Electro-catalysis by immobilised human flavin-containing monooxygenase isoform 3 (hFMO3).

Human flavin-containing monooxygenases are the second most important class of drug-metabolizing enzymes after cytochromes P450. Here we report a simple but functional and stable enzyme-electrode system based on a glassy carbon (GC) electrode with human flavin-containing monooxygenase isoform 3 (hFMO3) entrapped in a gel cross-linked with bovine serum albumin (BSA) by glutaraldehyde. The enzymatic electrochemical responsiveness is characterised by using well-known substrates: trimethylamine (TMA), ammonia (NH(3)), triethylamine (TEA), and benzydamine (BZD). The apparent Michaelis-Menten constant (K'(M)) and apparent maximum current (I'(max)) are calculated by fitting the current signal to the Michaelis-Menten equation for each substrate.
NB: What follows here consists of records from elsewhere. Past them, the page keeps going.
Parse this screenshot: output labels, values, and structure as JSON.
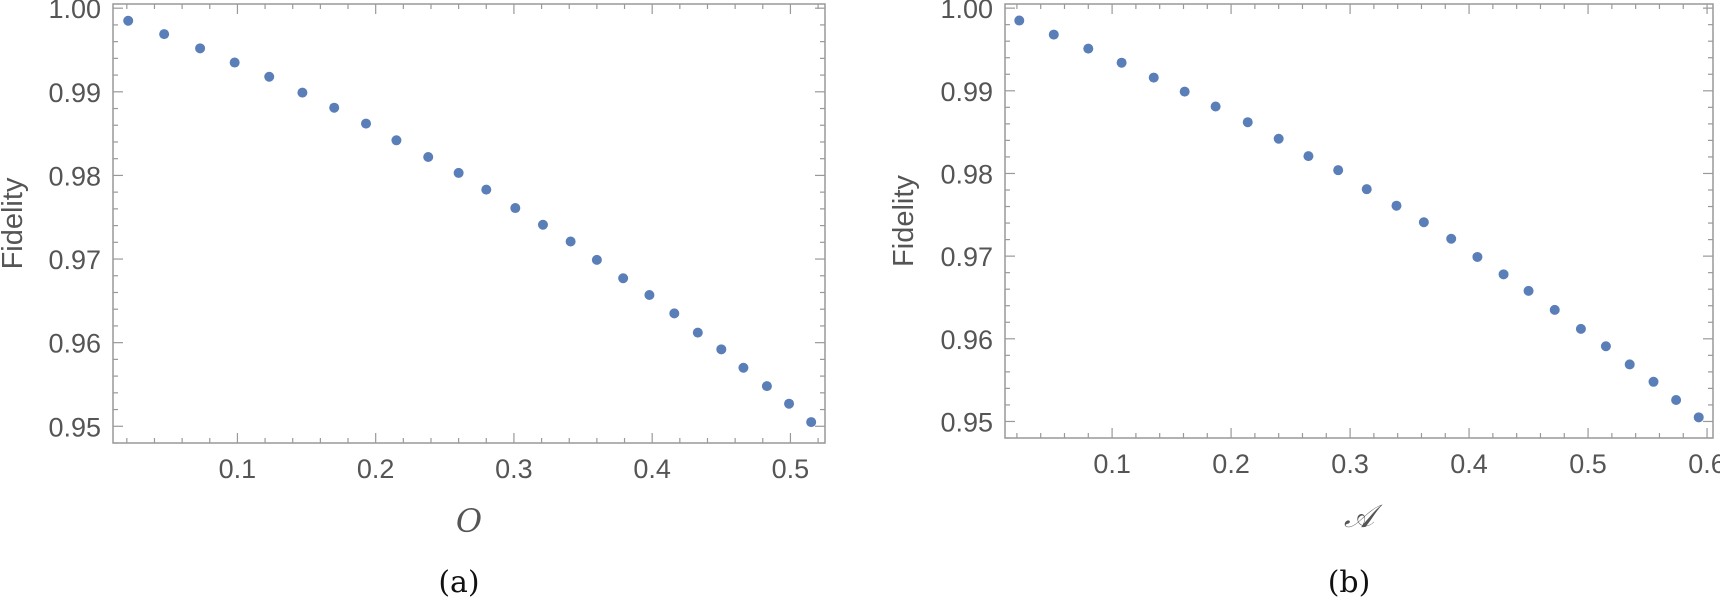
{
  "chart_data": [
    {
      "type": "scatter",
      "caption": "(a)",
      "xlabel": "O",
      "ylabel": "Fidelity",
      "xlim": [
        0.01,
        0.525
      ],
      "ylim": [
        0.948,
        1.0005
      ],
      "xticks": [
        0.1,
        0.2,
        0.3,
        0.4,
        0.5
      ],
      "xtick_labels": [
        "0.1",
        "0.2",
        "0.3",
        "0.4",
        "0.5"
      ],
      "yticks": [
        0.95,
        0.96,
        0.97,
        0.98,
        0.99,
        1.0
      ],
      "ytick_labels": [
        "0.95",
        "0.96",
        "0.97",
        "0.98",
        "0.99",
        "1.00"
      ],
      "grid": false,
      "color": "#5a7eb8",
      "points": [
        [
          0.021,
          0.9985
        ],
        [
          0.047,
          0.9969
        ],
        [
          0.073,
          0.9952
        ],
        [
          0.098,
          0.9935
        ],
        [
          0.123,
          0.9918
        ],
        [
          0.147,
          0.9899
        ],
        [
          0.17,
          0.9881
        ],
        [
          0.193,
          0.9862
        ],
        [
          0.215,
          0.9842
        ],
        [
          0.238,
          0.9822
        ],
        [
          0.26,
          0.9803
        ],
        [
          0.28,
          0.9783
        ],
        [
          0.301,
          0.9761
        ],
        [
          0.321,
          0.9741
        ],
        [
          0.341,
          0.9721
        ],
        [
          0.36,
          0.9699
        ],
        [
          0.379,
          0.9677
        ],
        [
          0.398,
          0.9657
        ],
        [
          0.416,
          0.9635
        ],
        [
          0.433,
          0.9612
        ],
        [
          0.45,
          0.9592
        ],
        [
          0.466,
          0.957
        ],
        [
          0.483,
          0.9548
        ],
        [
          0.499,
          0.9527
        ],
        [
          0.515,
          0.9505
        ]
      ]
    },
    {
      "type": "scatter",
      "caption": "(b)",
      "xlabel": "𝒜",
      "ylabel": "Fidelity",
      "xlim": [
        0.01,
        0.605
      ],
      "ylim": [
        0.948,
        1.0005
      ],
      "xticks": [
        0.1,
        0.2,
        0.3,
        0.4,
        0.5,
        0.6
      ],
      "xtick_labels": [
        "0.1",
        "0.2",
        "0.3",
        "0.4",
        "0.5",
        "0.6"
      ],
      "yticks": [
        0.95,
        0.96,
        0.97,
        0.98,
        0.99,
        1.0
      ],
      "ytick_labels": [
        "0.95",
        "0.96",
        "0.97",
        "0.98",
        "0.99",
        "1.00"
      ],
      "grid": false,
      "color": "#5a7eb8",
      "points": [
        [
          0.022,
          0.9985
        ],
        [
          0.051,
          0.9968
        ],
        [
          0.08,
          0.9951
        ],
        [
          0.108,
          0.9934
        ],
        [
          0.135,
          0.9916
        ],
        [
          0.161,
          0.9899
        ],
        [
          0.187,
          0.9881
        ],
        [
          0.214,
          0.9862
        ],
        [
          0.24,
          0.9842
        ],
        [
          0.265,
          0.9821
        ],
        [
          0.29,
          0.9804
        ],
        [
          0.314,
          0.9781
        ],
        [
          0.339,
          0.9761
        ],
        [
          0.362,
          0.9741
        ],
        [
          0.385,
          0.9721
        ],
        [
          0.407,
          0.9699
        ],
        [
          0.429,
          0.9678
        ],
        [
          0.45,
          0.9658
        ],
        [
          0.472,
          0.9635
        ],
        [
          0.494,
          0.9612
        ],
        [
          0.515,
          0.9591
        ],
        [
          0.535,
          0.9569
        ],
        [
          0.555,
          0.9548
        ],
        [
          0.574,
          0.9526
        ],
        [
          0.593,
          0.9505
        ]
      ]
    }
  ]
}
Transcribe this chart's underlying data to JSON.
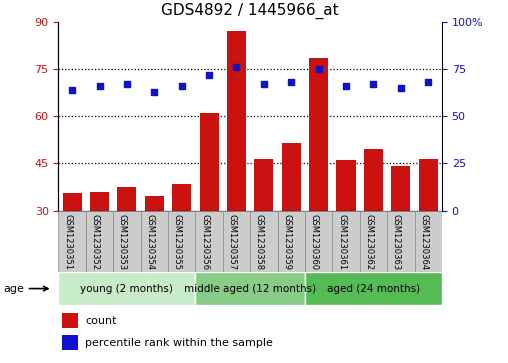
{
  "title": "GDS4892 / 1445966_at",
  "samples": [
    "GSM1230351",
    "GSM1230352",
    "GSM1230353",
    "GSM1230354",
    "GSM1230355",
    "GSM1230356",
    "GSM1230357",
    "GSM1230358",
    "GSM1230359",
    "GSM1230360",
    "GSM1230361",
    "GSM1230362",
    "GSM1230363",
    "GSM1230364"
  ],
  "counts": [
    35.5,
    36.0,
    37.5,
    34.5,
    38.5,
    61.0,
    87.0,
    46.5,
    51.5,
    78.5,
    46.0,
    49.5,
    44.0,
    46.5
  ],
  "percentiles": [
    64,
    66,
    67,
    63,
    66,
    72,
    76,
    67,
    68,
    75,
    66,
    67,
    65,
    68
  ],
  "bar_color": "#cc1111",
  "dot_color": "#1111cc",
  "ylim_left": [
    30,
    90
  ],
  "ylim_right": [
    0,
    100
  ],
  "yticks_left": [
    30,
    45,
    60,
    75,
    90
  ],
  "yticks_right": [
    0,
    25,
    50,
    75,
    100
  ],
  "ytick_labels_right": [
    "0",
    "25",
    "50",
    "75",
    "100%"
  ],
  "groups": [
    {
      "label": "young (2 months)",
      "start": 0,
      "end": 5
    },
    {
      "label": "middle aged (12 months)",
      "start": 5,
      "end": 9
    },
    {
      "label": "aged (24 months)",
      "start": 9,
      "end": 14
    }
  ],
  "group_colors": [
    "#c8ecc8",
    "#88cc88",
    "#55bb55"
  ],
  "age_label": "age",
  "legend_count_label": "count",
  "legend_pct_label": "percentile rank within the sample",
  "title_fontsize": 11,
  "tick_fontsize": 8,
  "sample_box_color": "#cccccc",
  "sample_box_edge": "#888888"
}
The enzyme-electrode has good characteristics: the calculated sensitivity was 40.9 +/- 0.5 mA mol(-1) L cm(-2) for TMA, 43.3 +/- 0.1 mA mol(-1) L cm(-2) for NH(3), 45.2 +/- 2.2 mA mol(-1) L cm(-2) for TEA, and 39.3 +/- 0.6 mA mol(-1) L cm(-2) for BZD. The stability was constant for 3 days and the inter-electrode reproducibility was 12.5%. This is a novel electrochemical tool that can be used to investigate new potential drugs against the catalytic activity of hFMO3.